Nora übersieht dabei, dass er in seinen halbherzigen Antworten bezüglich Ehe-Verantwortung vorsichtig auf Allgemeinplätze ausweicht, um sie nicht gleich mit seinen Gefühlen für sie zu überfordern. Er will sie nicht unter Druck setzen. Sie übersieht dabei, dass Hae Sung sehr wohl mutiger Schöpfer seiner Welt ist und dem Leben möglicherweise noch kreativer, offener gegenübertritt, als sie selbst es wagt. Er wählt ein Auslandsstudium in China, weil er es will und sinnvoll erachtet. Er arbeitet damit an seiner beruflichen Zukunft nicht weniger ehrgeizig als sie es tut. Dennoch ist er offen und bereit, alles auch völlig umzuwerfen. Sich einzulassen auf das, was zwischen ihm und Nora ist. Dabei eine logische, vernünftige Ehe mit der langjährigen Freundin lieber nicht einzugehen, bevor er sich seiner Gefühle für Nora nicht klar ist. Er nimmt ernst, was er fühlt. Geht dem nach. Überprüft es aufrichtig. Macht sich damit auch verletzlich. Er war es ja auch ursprünglich, der sich auf die Suche nach Nora gemacht hat. Er hat sein Leben mit beherzter Schöpferkraft selbst an die Hand genommen. Wenn, dann hat ER (lebenspraktisch gesehen) kreativ gedacht und mutig gehandelt. Nicht Nora, die gewissermaßen einfach ihr Programm abspult, ohne dabei groß nach rechst oder links zu schauen.

 

Hae Sung hat einiges hinterfragt, prozessiert, sich seinen Gefühlen gestellt. Sie nicht.

Damals, als sie das Südkorea verlassen hatte, hat sie ihre Gefühle einfach weggetan, sich einen neuen Namen überlegt, die neue Sprache gelernt und ihren besten Freund samt Korea einfach zurückgelassen wie ein altes Spielzeug. Ihre Gefühle für ihre alte Heimat schlummern nur noch unbewusst in ihren Träumen. In ihrem hochkonzentriert auf ihre Künstlerinnen-Karriere ausgerichteten Leben haben ihre Vergangenheit und Herkunft keinen gebührenden Platz erhalten.

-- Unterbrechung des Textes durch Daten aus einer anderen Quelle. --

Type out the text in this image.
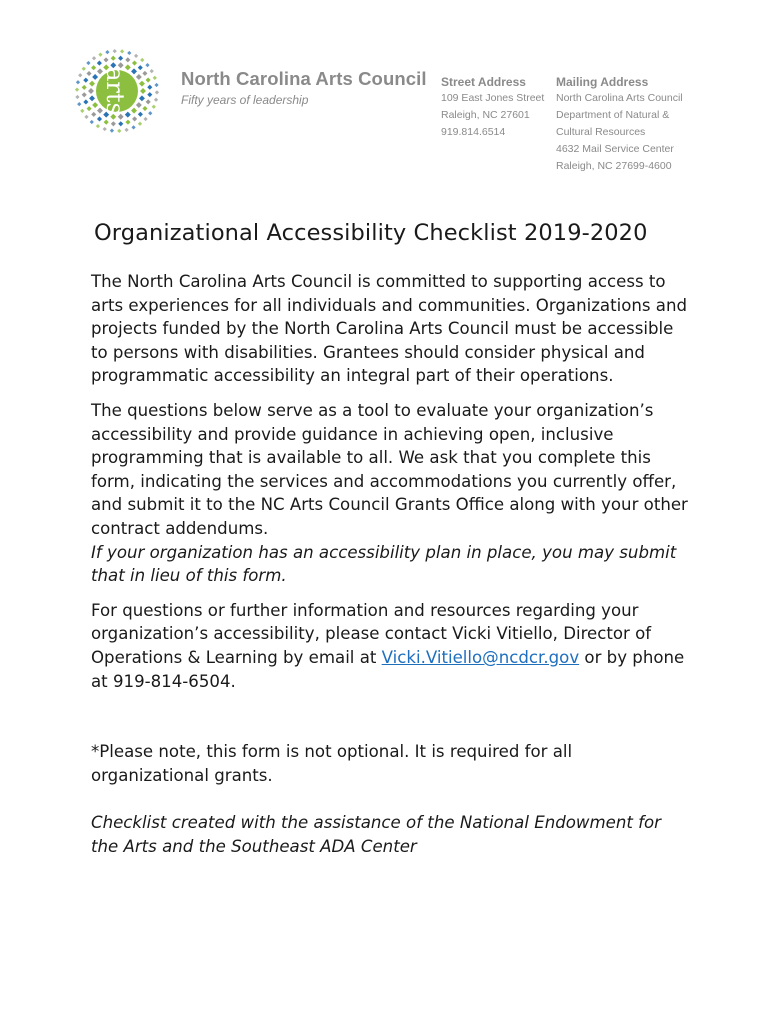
arts	North Carolina Arts Council
Fifty years of leadership
Street Address
109 East Jones Street
Raleigh, NC 27601
919.814.6514
Mailing Address
North Carolina Arts Council
Department of Natural &
Cultural Resources
4632 Mail Service Center
Raleigh, NC 27699-4600
Organizational Accessibility Checklist 2019-2020

The North Carolina Arts Council is committed to supporting access to arts experiences for all individuals and communities. Organizations and projects funded by the North Carolina Arts Council must be accessible to persons with disabilities. Grantees should consider physical and programmatic accessibility an integral part of their operations.

The questions below serve as a tool to evaluate your organization’s accessibility and provide guidance in achieving open, inclusive programming that is available to all. We ask that you complete this form, indicating the services and accommodations you currently offer, and submit it to the NC Arts Council Grants Office along with your other contract addendums.
If your organization has an accessibility plan in place, you may submit that in lieu of this form.

For questions or further information and resources regarding your organization’s accessibility, please contact Vicki Vitiello, Director of Operations & Learning by email at Vicki.Vitiello@ncdcr.gov or by phone at 919-814-6504.

*Please note, this form is not optional. It is required for all organizational grants.

Checklist created with the assistance of the National Endowment for the Arts and the Southeast ADA Center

Da muss erst Hae Sung kommen, um die Tür in jenes vergessene Verlies ihres Herzens ein klein wenig zu öffnen.

 

Doch ob Nora diese ´Kleine´ in sich, die 12jährige Na Young, die sie damals einfach so alleine mit der Vergangenheit gelassen hatte, inzwischen an die heilsame Hand nehmen konnte, wissen wir nicht. Wir wissen nur, dass Hae Sung ihr die Chance auf Aussöhnung mit ihren Wurzeln und einem verborgenen, verschlossenen Teil in ihr eröffnet hat. Dass er ihr einen großen Liebesdienst erwiesen hat, indem er sie nicht vergessen hat, nicht locker gelassen hat, sie zu suchen; nicht locker gelassen hat, sie auch zu treffen; sie zu sehen; sie zu erkennen; sie an etwas zu erinnern, das sie selbst fast vergessen hätte; und sie letztlich in seiner koreanisch respektvollen Art auch wieder zu lassen. ...Selbst wenn es weh tut.

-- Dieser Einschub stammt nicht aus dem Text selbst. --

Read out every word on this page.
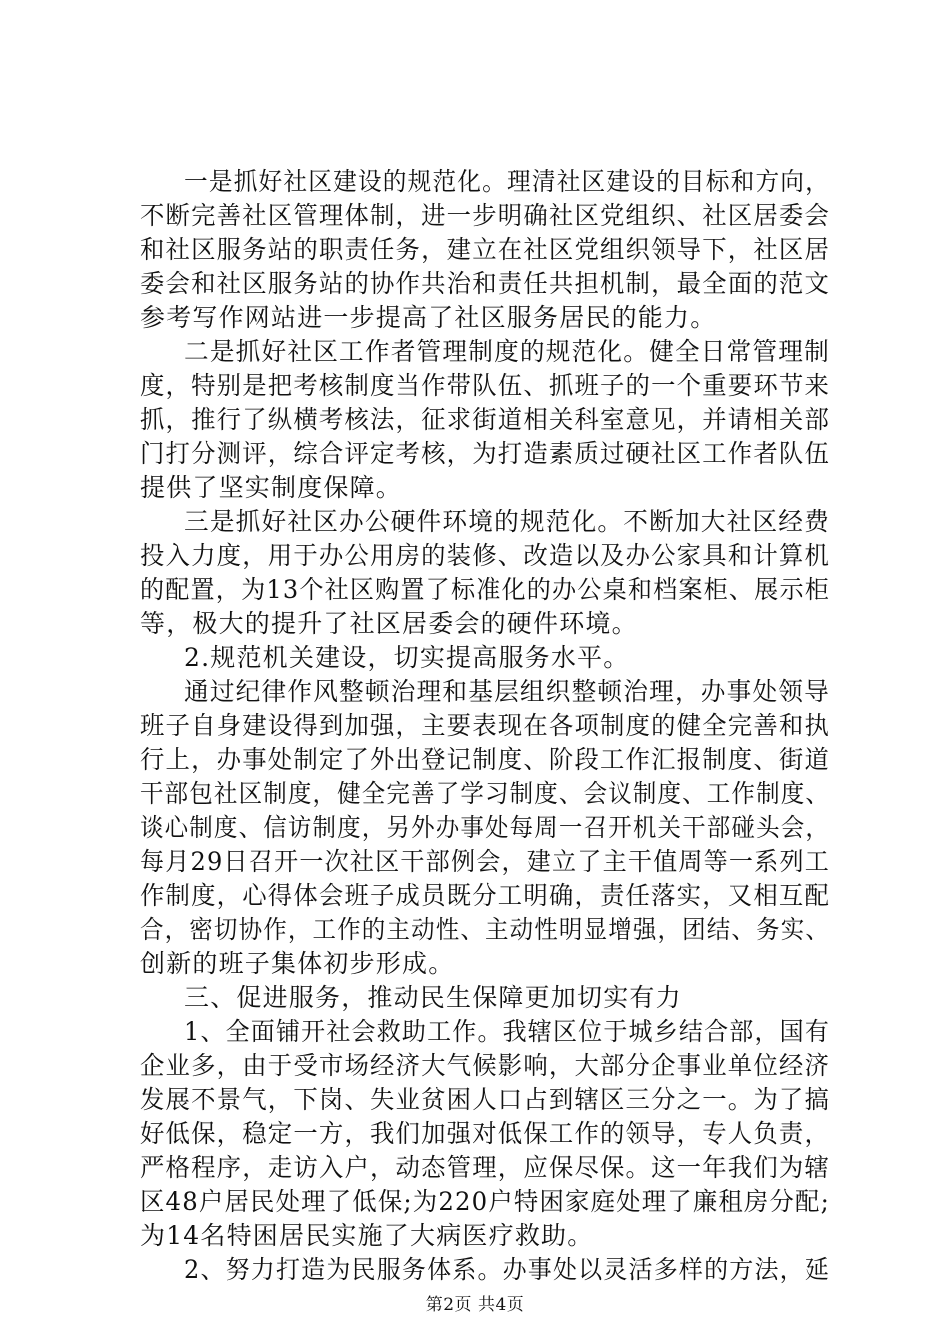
一是抓好社区建设的规范化。理清社区建设的目标和方向，
不断完善社区管理体制，进一步明确社区党组织、社区居委会
和社区服务站的职责任务，建立在社区党组织领导下，社区居
委会和社区服务站的协作共治和责任共担机制，最全面的范文
参考写作网站进一步提高了社区服务居民的能力。
二是抓好社区工作者管理制度的规范化。健全日常管理制
度，特别是把考核制度当作带队伍、抓班子的一个重要环节来
抓，推行了纵横考核法，征求街道相关科室意见，并请相关部
门打分测评，综合评定考核，为打造素质过硬社区工作者队伍
提供了坚实制度保障。
三是抓好社区办公硬件环境的规范化。不断加大社区经费
投入力度，用于办公用房的装修、改造以及办公家具和计算机
的配置，为13个社区购置了标准化的办公桌和档案柜、展示柜
等，极大的提升了社区居委会的硬件环境。
2.规范机关建设，切实提高服务水平。
通过纪律作风整顿治理和基层组织整顿治理，办事处领导
班子自身建设得到加强，主要表现在各项制度的健全完善和执
行上，办事处制定了外出登记制度、阶段工作汇报制度、街道
干部包社区制度，健全完善了学习制度、会议制度、工作制度、
谈心制度、信访制度，另外办事处每周一召开机关干部碰头会，
每月29日召开一次社区干部例会，建立了主干值周等一系列工
作制度，心得体会班子成员既分工明确，责任落实，又相互配
合，密切协作，工作的主动性、主动性明显增强，团结、务实、
创新的班子集体初步形成。
三、促进服务，推动民生保障更加切实有力
1、全面铺开社会救助工作。我辖区位于城乡结合部，国有
企业多，由于受市场经济大气候影响，大部分企事业单位经济
发展不景气，下岗、失业贫困人口占到辖区三分之一。为了搞
好低保，稳定一方，我们加强对低保工作的领导，专人负责，
严格程序，走访入户，动态管理，应保尽保。这一年我们为辖
区48户居民处理了低保;为220户特困家庭处理了廉租房分配;
为14名特困居民实施了大病医疗救助。
2、努力打造为民服务体系。办事处以灵活多样的方法，延
第2页 共4页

Eigentlich hat er ihr in seiner Art, in der Welt zu sein, vorgeführt, dass ihr Bild von Südkorea so nicht (mehr) stimmt. Die Erde hat sich auch dort gedreht und die Menschen mit ihnen. Einer eher dichotom geprägten, vernünftigen Lebenshaltung, wie sie ´das Nordamerikanische´ ausstrahlt - schwarz-weiß, gut-schlecht, Beziehung ja-nein, Trennung ja-nein, Liebe ja-nein etc. - setzt ´das Koreanische´ eine komplexe und zugleich fein nuancierte, eher emotional dominierte und dabei doch respektvolle Haltung gegenüber.

 

 

Im Mittelpunkt von "Past Lives" steht das Sondieren der Gefühle der Protagonist*innen füreinander. Sind sie echt? Immer noch? Platonisch vielleicht? Oder mehr als das? Und natürlich lebt die Story von dem Reiz des ´Was wäre gewesen wenn?´. Dieses vorsichtige Abtasten eines Raum des Möglichen wird ästhetisch, kultiviert, stilvoll aufbereitet. Respektvoll auch. Am Ende: Tränen. "Past Lives" eben.

 

Das Poetische in "Past Lives" - und damit das Reizvolle, das Anziehende an dieser Geschichte - wird (meiner Meinung nach) durch den durch und durch südkoreanisch geprägten Hae Sung erst möglich. Damit hat er Nora letztlich sogar den ersehnten künstlerischen Erfolg indirekt auf dem Silbertablett seines Herzens persönlich von Südkorea nach New York gebracht...

 

PPS:

Muss wohl das im Film viel zitierte ´In-yeon´ sein...

 

 

 

 

Randnotiz:

In-yeon = eine schicksalhafte, karmisch geprägte Beziehung

Past Lives

 

2023, 106 Minuten

 

Hauptdarsteller*innen:
-Greta Lee
-Teo Yoo
-John Magaro

 

Plot:

Na-young und Hae-sung gehen in Seoul auf die Grundschule. Sie mögen sich. Sie sind beide gut in der Schule und beste Freunde. Doch Na-youngs Familie will nach Kanada auswandern. Na-youngs Freundschaft mit Hae-sung findet dadurch ein jähes Ende.

 

Die inzwischen 24jährige Na-young heißt nun Nora und arbeitet ehrgeizig an ihrem Traum, als Autorin international erfolgreich zu werden. Dafür studiert und lebt sie jetzt in New York. Hae-sung studiert Ingenieurwissenschaft in Seoul. Er hat Nora nicht vergessen und aktiv über Soziale Medien die Suche eingeläutet. Ihre Wege kreuzen sich so zumindest im virtuellen Raum nach all der Zeit wieder und die Freundschaft flammt über Skype neu auf. Allerdings unterscheiden sich die Lebensentwürfe und anstelle eines Wiedersehens begibt sich Nora lieber ins Künstler-Retreat, während Hae-sung für eine Zeit nach China geht, um die Sprache zu lernen.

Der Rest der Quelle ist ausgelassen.